Impact of Curriculum (what are the outcomes of your subject)

Pupils will make at least good progress from their starting points. They will be equipped with a strong command of the written word and acquire a wide vocabulary, an understanding of grammar and knowledge of linguistic conventions for writing. Pupils will write clearly, accurately and coherently, adapting their language and style in and for a range of contexts, purposes and audiences.

Next steps: (what are the key priorities for development in this subject)

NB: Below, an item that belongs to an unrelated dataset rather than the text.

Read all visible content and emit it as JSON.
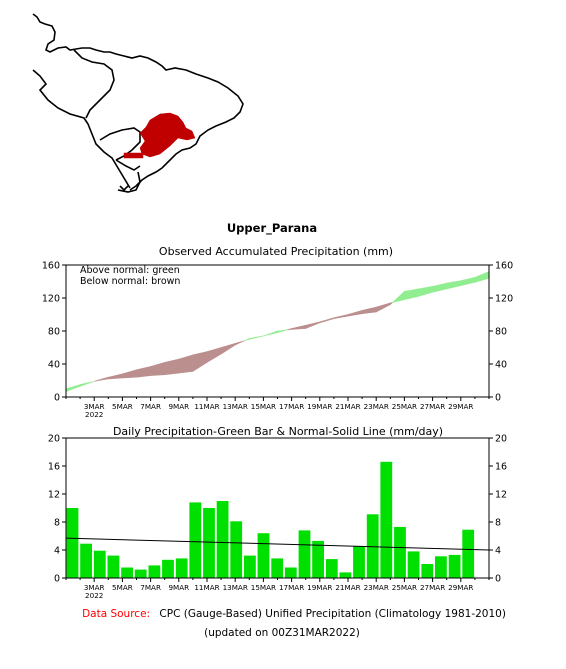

  • To embed the writing process across KS1 and KS2 

  • To implement the Nelson handwriting scheme across KS1 and KS2 

  • To utilise PIXL to assess writing and inform planning  

 

 

Writing

We believe that it is imperative that children in KS1 and KS2 are provided with many opportunities to develop and apply their writing skills, which they adopt through exposure to high quality texts and effective modelling, to all areas of the curriculum. Following a skills based learning journey approach, we aim to foster pupils' interest in writing by offering varied contexts for writing to enable the children to write for different purposes and audiences. Our teachers write their own modelled texts to ensure that the content of the writing is tailored to the children’s needs. By taking pupils on a writing journey, we intend to expose them regularly to writing cycles where they experience planning, drafting and redrafting their writing. 

 

 

Assessment

 

In Years 2 and 6, reading and writing (including SPaG) is assessed against the government Teaching Assessment Framework exemplifications. In every other year, reading and writing (including SPaG) is assessed against the writing indicator checklists derived from Pupil Asset. Three times a year, the children complete diagnostic writes which are independent tasks set by the teacher. The purpose of these tasks is to establish gaps in learning. The teachers then plan lessons around these gaps to address misconceptions and accelerate progress. Teachers meet to moderate children’s work across a year group and across the whole school. These sessions help to support teacher’s assessment judgements.